(Part 1 here)
Since writing part 1 the overwhelming comments I’ve gotten from the women I know, as well as on the blog is that they don’t really think about “embracing their woman-ness”‘ these are usually paired with comments about lipstick and lace. Personally I agree with the internal feeling of being a person first rather than a woman. The men I know have an even harder time with this notion. None of them are ‘typical me’ they are artists, academics and activists, all people who have never fit the stereotypical male model.
My husband, the only person I’ve talked with who has been part of a Men’s group could only tell me that they spent their time talking about issues that were uniquely male. [I’m not sure what that means] Still this brings me no closer to identifying what it means to be a boy that doesn’t reflects traditional roles of men “the provider” “the aggressor” “the leader” the sports man” and “violent and uncontrollable” (or hyper for younger boys). Some of these are positive some negative, but they still are limiting. Well behaved boys fall into two categories sports players and geek. Artistic pursuits and other forms of non sports or leadership interests are usually seen as somehow subversive and suspect to drugs and activism (often seen as equally bad).
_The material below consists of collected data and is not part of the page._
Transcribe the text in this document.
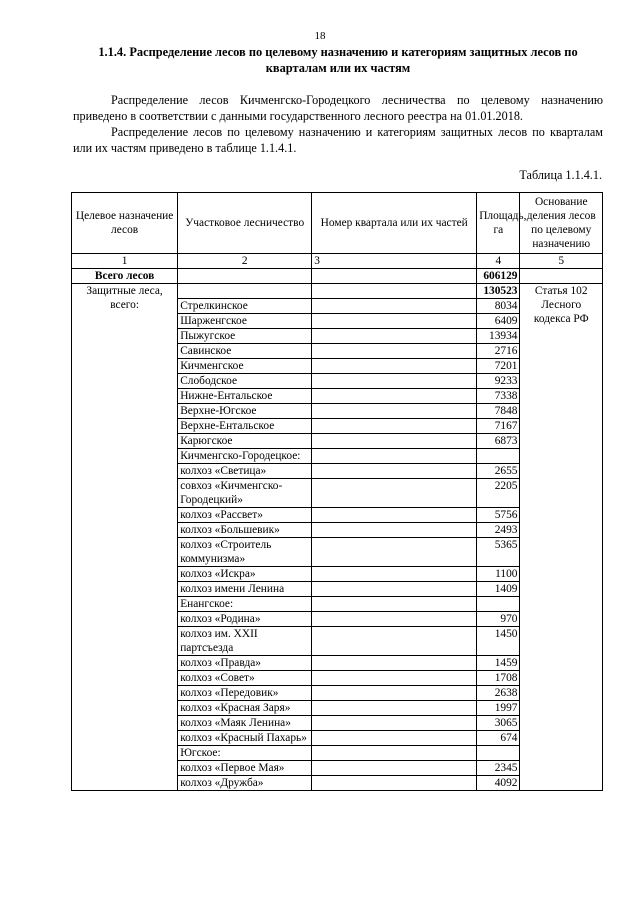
18
1.1.4. Распределение лесов по целевому назначению и категориям защитных лесов по кварталам или их частям
Распределение лесов Кичменгско-Городецкого лесничества по целевому назначению приведено в соответствии с данными государственного лесного реестра на 01.01.2018.
Распределение лесов по целевому назначению и категориям защитных лесов по кварталам или их частям приведено в таблице 1.1.4.1.
Таблица 1.1.4.1.
Целевое назначение лесов	Участковое лесничество	Номер квартала или их частей	Площадь, га	Основание деления лесов по целевому назначению
1	2	3	4	5
Всего лесов			606129	
Защитные леса, всего:			130523	Статья 102 Лесного кодекса РФ
	Стрелкинское		8034	
	Шарженгское		6409	
	Пыжугское		13934	
	Савинское		2716	
	Кичменгское		7201	
	Слободское		9233	
	Нижне-Ентальское		7338	
	Верхне-Югское		7848	
	Верхне-Ентальское		7167	
	Карюгское		6873	
	Кичменгско-Городецкое:			
	колхоз «Светица»		2655	
	совхоз «Кичменгско-Городецкий»		2205	
	колхоз «Рассвет»		5756	
	колхоз «Большевик»		2493	
	колхоз «Строитель коммунизма»		5365	
	колхоз «Искра»		1100	
	колхоз имени Ленина		1409	
	Енангское:			
	колхоз «Родина»		970	
	колхоз им. XXII партсъезда		1450	
	колхоз «Правда»		1459	
	колхоз «Совет»		1708	
	колхоз «Передовик»		2638	
	колхоз «Красная Заря»		1997	
	колхоз «Маяк Ленина»		3065	
	колхоз «Красный Пахарь»		674	
	Югское:			
	колхоз «Первое Мая»		2345	
	колхоз «Дружба»		4092	
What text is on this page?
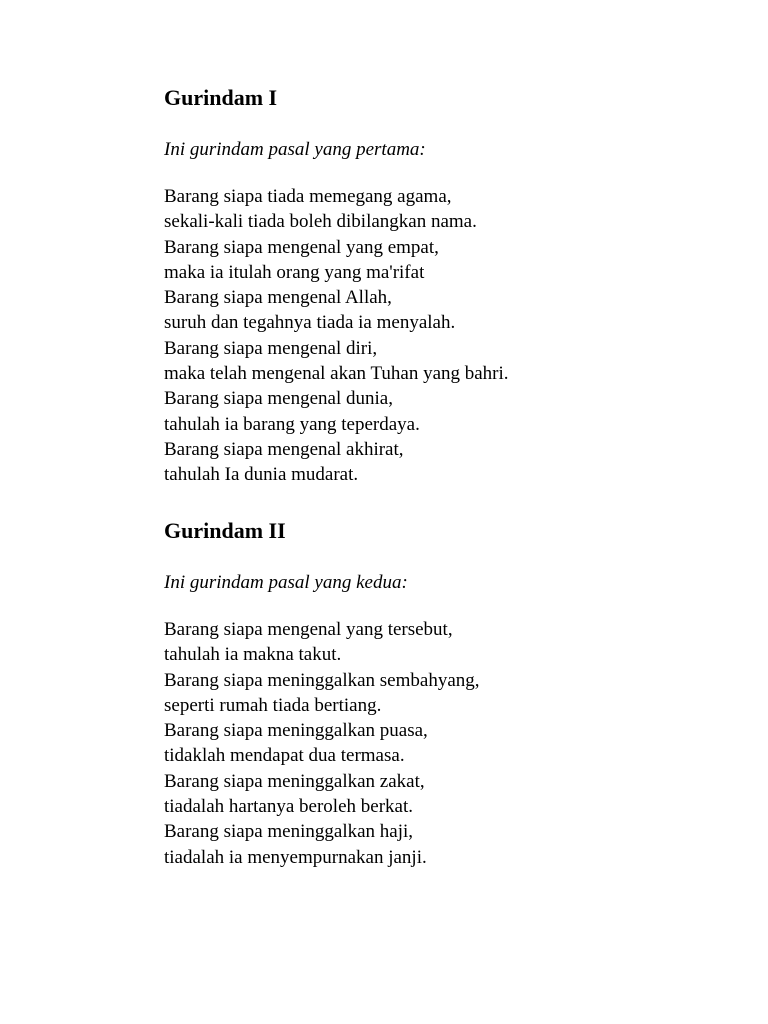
Gurindam I

Ini gurindam pasal yang pertama:

Barang siapa tiada memegang agama,
sekali-kali tiada boleh dibilangkan nama.
Barang siapa mengenal yang empat,
maka ia itulah orang yang ma'rifat
Barang siapa mengenal Allah,
suruh dan tegahnya tiada ia menyalah.
Barang siapa mengenal diri,
maka telah mengenal akan Tuhan yang bahri.
Barang siapa mengenal dunia,
tahulah ia barang yang teperdaya.
Barang siapa mengenal akhirat,
tahulah Ia dunia mudarat.
Gurindam II

Ini gurindam pasal yang kedua:

Barang siapa mengenal yang tersebut,
tahulah ia makna takut.
Barang siapa meninggalkan sembahyang,
seperti rumah tiada bertiang.
Barang siapa meninggalkan puasa,
tidaklah mendapat dua termasa.
Barang siapa meninggalkan zakat,
tiadalah hartanya beroleh berkat.
Barang siapa meninggalkan haji,
tiadalah ia menyempurnakan janji.
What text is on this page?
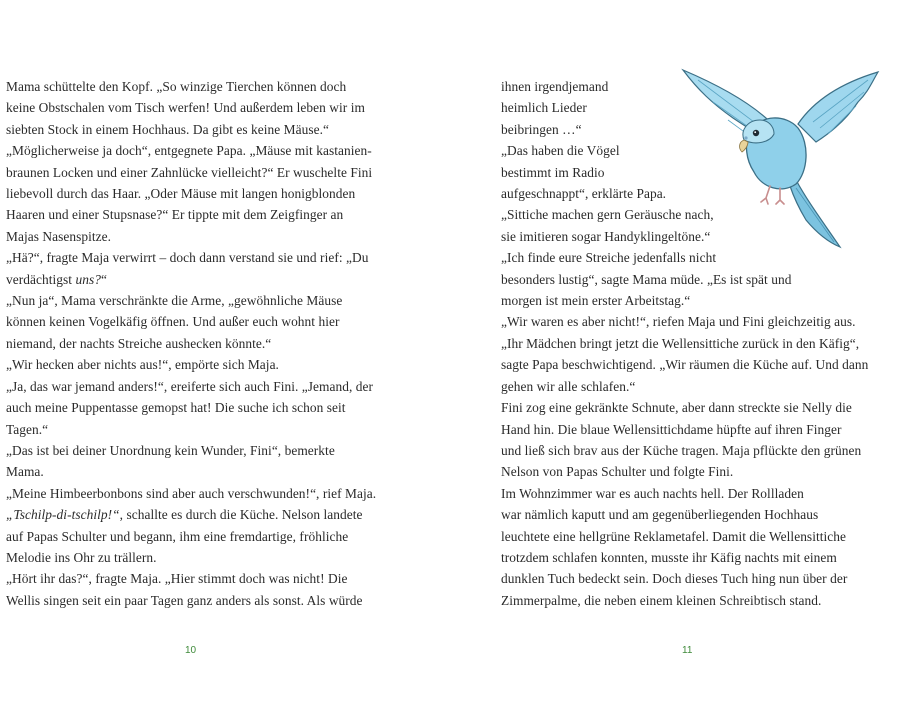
Mama schüttelte den Kopf. „So winzige Tierchen können doch
keine Obstschalen vom Tisch werfen! Und außerdem leben wir im
siebten Stock in einem Hochhaus. Da gibt es keine Mäuse.“
„Möglicherweise ja doch“, entgegnete Papa. „Mäuse mit kastanien-
braunen Locken und einer Zahnlücke vielleicht?“ Er wuschelte Fini
liebevoll durch das Haar. „Oder Mäuse mit langen honigblonden
Haaren und einer Stupsnase?“ Er tippte mit dem Zeigfinger an
Majas Nasenspitze.
„Hä?“, fragte Maja verwirrt – doch dann verstand sie und rief: „Du
verdächtigst uns?“
„Nun ja“, Mama verschränkte die Arme, „gewöhnliche Mäuse
können keinen Vogelkäfig öffnen. Und außer euch wohnt hier
niemand, der nachts Streiche aushecken könnte.“
„Wir hecken aber nichts aus!“, empörte sich Maja.
„Ja, das war jemand anders!“, ereiferte sich auch Fini. „Jemand, der
auch meine Puppentasse gemopst hat! Die suche ich schon seit
Tagen.“
„Das ist bei deiner Unordnung kein Wunder, Fini“, bemerkte
Mama.
„Meine Himbeerbonbons sind aber auch verschwunden!“, rief Maja.
„Tschilp-di-tschilp!“, schallte es durch die Küche. Nelson landete
auf Papas Schulter und begann, ihm eine fremdartige, fröhliche
Melodie ins Ohr zu trällern.
„Hört ihr das?“, fragte Maja. „Hier stimmt doch was nicht! Die
Wellis singen seit ein paar Tagen ganz anders als sonst. Als würde
10
ihnen irgendjemand
heimlich Lieder
beibringen …“
„Das haben die Vögel
bestimmt im Radio
aufgeschnappt“, erklärte Papa.
„Sittiche machen gern Geräusche nach,
sie imitieren sogar Handyklingeltöne.“
„Ich finde eure Streiche jedenfalls nicht
besonders lustig“, sagte Mama müde. „Es ist spät und
morgen ist mein erster Arbeitstag.“
„Wir waren es aber nicht!“, riefen Maja und Fini gleichzeitig aus.
„Ihr Mädchen bringt jetzt die Wellensittiche zurück in den Käfig“,
sagte Papa beschwichtigend. „Wir räumen die Küche auf. Und dann
gehen wir alle schlafen.“
Fini zog eine gekränkte Schnute, aber dann streckte sie Nelly die
Hand hin. Die blaue Wellensittichdame hüpfte auf ihren Finger
und ließ sich brav aus der Küche tragen. Maja pflückte den grünen
Nelson von Papas Schulter und folgte Fini.
Im Wohnzimmer war es auch nachts hell. Der Rollladen
war nämlich kaputt und am gegenüberliegenden Hochhaus
leuchtete eine hellgrüne Reklametafel. Damit die Wellensittiche
trotzdem schlafen konnten, musste ihr Käfig nachts mit einem
dunklen Tuch bedeckt sein. Doch dieses Tuch hing nun über der
Zimmerpalme, die neben einem kleinen Schreibtisch stand.
11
So maybe the question I am able to answer; as a woman who doesn’t focus on her own “femaleness” is what environment can we create for boys to explore who they are as individuals without biases around them, or other pressures. Maybe we aren’t looking for something new, but what we need to do is give the boys a chance to experience the positive environments that we have spent 40 years creating for girls. Not to take away from the girls but to strengthening the boys to feel comfortable being themselves.
By allowing boys to find their individualness we give them a chance to figure out for themselves who they are rather than falling into the traditional roles. This would be a place that legitimize other roles.
Until recently the response by women’s groups has been, that girls need these programs and boys don’t. Except now we’re seeing that boys need it just as much as girls. Bringing us back to the idea that we can’t really change things for girls without changing the framework in which they live. In other words changing the girls where the boys remain the same makes for new conflicts.
But as a mother of a boy I want to make these changes for him, not only for his role in reaction to the women around him. I want to give him an environment where he can continue to explore the world, and himself unaffected by prejudice. The nature of unschooling supports this, as we follow his interests. The situation would be different if he was at a traditional school. Still supporting him in one on one situation is only part of the solution. What has to happen is that there needs to be group situations where boys are supported, and on a greater scale how do we create a larger change so that we can create the world where both girls and boys can feel comfortable being themselves.
Final note, in a conversation with my father he mentioned that I may not be giving society enough of a chance, that the roles I list are limited and that boys are much more than that. I have two different thoughts on this comment. One is that he is probably right boys are not looked at so negatively, that there is more room for them to grow as unique individuals. The other is that while this may be true in the world that we come from; an admittedly progressive and liberal environment where many of the women were breaking gender work barriers in the late 1950s, and their husbands were helping them and supporting their goals, there are other parts to this country where things haven’t changed so much for the boys (though progress for girls is happening).